In San Francisco itself, however, politicians happily adopted the term as their own simply by inverting O'Reilly's invective and projecting only positives from the negatives. The same values many conservatives despise - marriage equality, women's choice, immigrant rights - are precisely those most San Franciscans cherish in their local political culture. Thanks to institutional and cultural inertia, the sky will not fall on progressives in January 2012, no matter who takes office as mayor.
Yet troubles and turbulence lie immediately ahead. In addition to concerns about pensions and health care costs, the city faces large projected budget deficits over the next three years and beyond.
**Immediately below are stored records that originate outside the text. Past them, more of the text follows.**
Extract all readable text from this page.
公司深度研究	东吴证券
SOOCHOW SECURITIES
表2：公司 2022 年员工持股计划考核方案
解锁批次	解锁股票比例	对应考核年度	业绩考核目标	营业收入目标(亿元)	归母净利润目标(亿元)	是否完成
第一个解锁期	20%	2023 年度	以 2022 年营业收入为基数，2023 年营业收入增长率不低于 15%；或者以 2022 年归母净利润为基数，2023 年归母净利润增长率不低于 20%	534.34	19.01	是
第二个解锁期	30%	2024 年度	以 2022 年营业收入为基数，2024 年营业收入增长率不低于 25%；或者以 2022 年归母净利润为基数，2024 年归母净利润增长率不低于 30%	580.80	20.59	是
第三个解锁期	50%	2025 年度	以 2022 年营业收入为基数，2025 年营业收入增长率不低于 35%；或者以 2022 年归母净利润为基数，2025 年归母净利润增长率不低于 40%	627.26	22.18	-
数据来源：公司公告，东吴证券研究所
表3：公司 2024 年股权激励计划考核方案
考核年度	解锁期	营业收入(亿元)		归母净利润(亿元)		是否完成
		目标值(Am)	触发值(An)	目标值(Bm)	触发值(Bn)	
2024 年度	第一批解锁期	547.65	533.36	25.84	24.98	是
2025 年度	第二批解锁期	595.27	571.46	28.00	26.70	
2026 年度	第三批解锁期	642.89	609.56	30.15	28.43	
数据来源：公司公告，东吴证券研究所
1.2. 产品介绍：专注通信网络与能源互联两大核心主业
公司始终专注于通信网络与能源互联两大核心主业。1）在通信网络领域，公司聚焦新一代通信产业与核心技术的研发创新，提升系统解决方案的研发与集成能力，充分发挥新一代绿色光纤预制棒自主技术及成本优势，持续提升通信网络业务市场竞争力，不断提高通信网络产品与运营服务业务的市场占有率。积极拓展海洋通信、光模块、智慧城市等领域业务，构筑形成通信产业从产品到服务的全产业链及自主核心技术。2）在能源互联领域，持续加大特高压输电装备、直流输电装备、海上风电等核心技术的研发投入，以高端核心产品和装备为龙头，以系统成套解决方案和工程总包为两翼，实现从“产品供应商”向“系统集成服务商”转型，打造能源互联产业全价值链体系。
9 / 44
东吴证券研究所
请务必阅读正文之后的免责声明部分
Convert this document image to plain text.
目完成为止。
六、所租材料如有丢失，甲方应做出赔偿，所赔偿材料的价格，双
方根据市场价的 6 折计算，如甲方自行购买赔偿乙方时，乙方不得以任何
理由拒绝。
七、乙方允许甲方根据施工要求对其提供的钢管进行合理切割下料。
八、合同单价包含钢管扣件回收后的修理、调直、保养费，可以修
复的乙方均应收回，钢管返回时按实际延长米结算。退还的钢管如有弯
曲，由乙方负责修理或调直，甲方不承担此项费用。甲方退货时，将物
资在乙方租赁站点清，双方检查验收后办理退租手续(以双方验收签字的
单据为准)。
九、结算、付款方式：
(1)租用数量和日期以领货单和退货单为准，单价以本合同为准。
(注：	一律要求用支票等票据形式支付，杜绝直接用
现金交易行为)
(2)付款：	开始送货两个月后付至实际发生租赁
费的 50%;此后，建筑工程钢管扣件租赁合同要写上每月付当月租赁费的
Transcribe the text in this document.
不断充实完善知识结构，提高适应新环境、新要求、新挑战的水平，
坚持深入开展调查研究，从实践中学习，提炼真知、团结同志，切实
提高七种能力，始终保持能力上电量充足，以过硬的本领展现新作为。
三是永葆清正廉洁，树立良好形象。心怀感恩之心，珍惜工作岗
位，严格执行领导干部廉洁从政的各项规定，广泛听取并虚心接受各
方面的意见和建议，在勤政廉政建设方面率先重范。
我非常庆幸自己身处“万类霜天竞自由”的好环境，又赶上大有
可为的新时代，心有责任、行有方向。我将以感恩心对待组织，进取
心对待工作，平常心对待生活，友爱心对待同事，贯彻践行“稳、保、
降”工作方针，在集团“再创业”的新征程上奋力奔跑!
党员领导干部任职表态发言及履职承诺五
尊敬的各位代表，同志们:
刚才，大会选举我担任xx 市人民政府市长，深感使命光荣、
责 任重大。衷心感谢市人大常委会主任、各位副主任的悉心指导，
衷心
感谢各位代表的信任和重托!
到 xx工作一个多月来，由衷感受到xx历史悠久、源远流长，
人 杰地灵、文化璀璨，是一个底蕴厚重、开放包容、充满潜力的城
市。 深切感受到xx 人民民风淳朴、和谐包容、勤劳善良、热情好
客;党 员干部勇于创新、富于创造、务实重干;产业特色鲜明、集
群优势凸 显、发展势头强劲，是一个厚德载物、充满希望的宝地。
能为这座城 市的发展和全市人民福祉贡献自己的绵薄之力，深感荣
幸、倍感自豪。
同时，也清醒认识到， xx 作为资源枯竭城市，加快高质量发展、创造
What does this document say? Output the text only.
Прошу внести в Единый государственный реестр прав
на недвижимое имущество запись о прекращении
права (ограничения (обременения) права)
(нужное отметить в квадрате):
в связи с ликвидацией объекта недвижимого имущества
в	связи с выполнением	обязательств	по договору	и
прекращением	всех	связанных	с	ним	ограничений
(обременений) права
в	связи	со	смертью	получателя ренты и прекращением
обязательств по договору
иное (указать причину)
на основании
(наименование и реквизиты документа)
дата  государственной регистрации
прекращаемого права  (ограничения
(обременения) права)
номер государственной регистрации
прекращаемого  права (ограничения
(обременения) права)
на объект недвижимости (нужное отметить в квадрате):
In solving these kinds of problems, the city can expect little help from the feds and even less from the state, requiring greater dependence on the local private sector for needed resources. The challenge progressives face under these conditions is finding ways to work with business while consolidating and defending their victories. The challenge business leaders face is adapting their legitimate quest for profit and growth to a settled local political culture rooted in San Francisco values.
After years of tumult, most San Franciscans would welcome some political peace and quiet along with greater civility in the making of public policy. But civility, like happiness, can be overrated, especially if it is a facade concealing backroom deals, avoidance of controversy and deafness to noisy suffering. Dragons be there. San Franciscans are conservative about being progressive.